My Significant Other today told me about a man who came into his store. Whilst browsing and talking with a fellow employee, the subject of feminists came up- and apparently the man hates them.
Why? Because apparently, feminists are full-of-shit lesbians who don't shave and just wanna be a man.
Who knew? I certainly didn't.
I've got a close tie to feminism (and not just because I'm female). I have a story, in fact.
My great-grandmother, Ora (feminine Spanish for "gold"), was put to work when she was six-years-old in a cotton mill in Tennessee. Her father collected her wages every week, and she never saw a dime, nor an improvement in her life. When she was fifteen, she told her father to go to hell, she walked out of the cotton mill and into a new life. She picked her own husband, left him, and then picked another man....and she made him leave when he wasn't good to her children. She kept working, as she was a single mother. She wore pants, and she never allowed anyone to make any decisions for her. When she heard about the Sufferage Movement, she joined. She saved her money, left her children with her aunt, and traveled to Birmingham, Alabama, to march for the right to vote. Of course, she came back to Tennessee when the march was over, but she remained active in the movement from where she was.
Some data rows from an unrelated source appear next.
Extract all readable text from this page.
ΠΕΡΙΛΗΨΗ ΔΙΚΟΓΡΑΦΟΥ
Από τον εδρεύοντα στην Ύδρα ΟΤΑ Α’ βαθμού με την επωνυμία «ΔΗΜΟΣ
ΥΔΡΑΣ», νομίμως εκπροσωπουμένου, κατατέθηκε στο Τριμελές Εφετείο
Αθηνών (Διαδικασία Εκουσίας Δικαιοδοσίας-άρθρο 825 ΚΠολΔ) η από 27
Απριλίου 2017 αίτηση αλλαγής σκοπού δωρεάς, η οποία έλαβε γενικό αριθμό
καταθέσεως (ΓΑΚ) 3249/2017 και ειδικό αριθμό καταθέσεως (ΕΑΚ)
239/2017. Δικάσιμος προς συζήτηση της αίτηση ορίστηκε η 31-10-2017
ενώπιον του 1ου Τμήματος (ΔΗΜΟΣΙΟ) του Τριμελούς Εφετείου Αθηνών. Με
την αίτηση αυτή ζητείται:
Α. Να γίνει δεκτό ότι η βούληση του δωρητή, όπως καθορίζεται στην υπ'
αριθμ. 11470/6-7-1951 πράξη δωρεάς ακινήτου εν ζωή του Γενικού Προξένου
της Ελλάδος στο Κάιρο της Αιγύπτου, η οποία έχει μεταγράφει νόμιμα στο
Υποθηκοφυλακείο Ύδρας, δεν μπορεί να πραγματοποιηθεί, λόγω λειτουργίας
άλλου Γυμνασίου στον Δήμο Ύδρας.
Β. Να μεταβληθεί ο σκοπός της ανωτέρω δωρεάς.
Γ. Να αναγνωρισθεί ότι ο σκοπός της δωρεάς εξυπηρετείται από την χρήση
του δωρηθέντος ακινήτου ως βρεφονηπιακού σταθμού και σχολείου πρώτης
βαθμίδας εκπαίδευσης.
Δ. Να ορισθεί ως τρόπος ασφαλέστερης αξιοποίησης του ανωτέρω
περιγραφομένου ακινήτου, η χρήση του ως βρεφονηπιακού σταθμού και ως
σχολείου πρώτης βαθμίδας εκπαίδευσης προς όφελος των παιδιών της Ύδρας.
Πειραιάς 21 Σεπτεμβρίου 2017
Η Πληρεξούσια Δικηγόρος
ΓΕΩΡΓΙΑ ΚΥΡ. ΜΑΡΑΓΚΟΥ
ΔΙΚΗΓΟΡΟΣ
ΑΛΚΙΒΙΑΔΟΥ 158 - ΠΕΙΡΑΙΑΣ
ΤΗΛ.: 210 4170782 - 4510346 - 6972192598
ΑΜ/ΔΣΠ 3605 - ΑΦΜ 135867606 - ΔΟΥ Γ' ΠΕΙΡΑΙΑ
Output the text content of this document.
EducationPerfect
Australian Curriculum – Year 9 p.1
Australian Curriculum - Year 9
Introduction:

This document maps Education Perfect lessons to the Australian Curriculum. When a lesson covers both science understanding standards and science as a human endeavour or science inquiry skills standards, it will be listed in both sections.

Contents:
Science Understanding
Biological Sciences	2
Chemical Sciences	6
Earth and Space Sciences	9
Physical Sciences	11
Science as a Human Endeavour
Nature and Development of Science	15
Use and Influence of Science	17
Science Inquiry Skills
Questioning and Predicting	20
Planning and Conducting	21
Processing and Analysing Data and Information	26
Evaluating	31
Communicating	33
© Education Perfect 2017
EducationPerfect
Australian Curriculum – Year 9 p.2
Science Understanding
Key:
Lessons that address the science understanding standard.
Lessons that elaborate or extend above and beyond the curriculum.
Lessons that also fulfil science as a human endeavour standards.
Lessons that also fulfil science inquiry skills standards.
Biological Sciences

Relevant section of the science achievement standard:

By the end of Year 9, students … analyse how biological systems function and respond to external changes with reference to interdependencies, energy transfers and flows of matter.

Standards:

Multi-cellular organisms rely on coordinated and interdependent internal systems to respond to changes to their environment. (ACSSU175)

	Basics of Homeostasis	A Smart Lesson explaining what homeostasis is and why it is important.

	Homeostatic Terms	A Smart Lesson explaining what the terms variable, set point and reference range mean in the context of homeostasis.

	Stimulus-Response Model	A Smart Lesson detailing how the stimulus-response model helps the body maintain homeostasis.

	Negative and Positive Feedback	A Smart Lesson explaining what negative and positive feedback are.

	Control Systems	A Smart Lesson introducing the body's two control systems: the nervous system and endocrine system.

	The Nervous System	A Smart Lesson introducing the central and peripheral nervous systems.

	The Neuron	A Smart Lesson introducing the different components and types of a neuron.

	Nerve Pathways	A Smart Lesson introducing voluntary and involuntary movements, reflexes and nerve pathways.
My mother never openly protested, per se. She did smaller, subtler moves with a great deal of impact. My mother quit wearing a bra in 1962- in her words "anybody who's ever worn one can tell a damn man made 'em- they're the most uncomfortable things in the world". She wears them now only to funerals, graduations, and weddings. Everything else- you can forget it. She directed other women on getting birth control, and indeed advised it. She saw some of the same things Margaret Sanger saw, and believed wholeheartedly in it. A neighbor down the street (who, by chance was Catholic) was advised, after having a baby a year for 11 years, to not have anymore children, as it would kill her. Her husband threatened to divorce her for not doing her "wifely" duties, and, in an effort to keep her dignity, she ended up pregnant again- and it did indeed come at the price of her life. My mother also saw girls "just disappear in the night. They'd stay gone for months 'visiting relatives up North'". These girls had gotten pregnant and the families shipped them off to have their kids, force them into giving them up for adoption, and then returning them, with their supposed honor still intact among the community. My mother also secretly taught sex education to the women her age- she obtained (horror of horrors in the 50s) the Kinsey reports, and she shared them. It was generally an accepted practice that "good people" didn't read such "trash"- and she defied them. She also never accepted a wage lower than a male counterpart when she worked- "hell, why should I? Nine times out of ten I worked harder than they'd ever dreamed of. I deserve at least the same pay." She also boycotts horror movies because of the frequency of the show of violence against women. She avidly believes that it desynsitizes people to it, and thus makes it seem like less of a crime.
Then, her crowning blow to patriarchy: she raised me.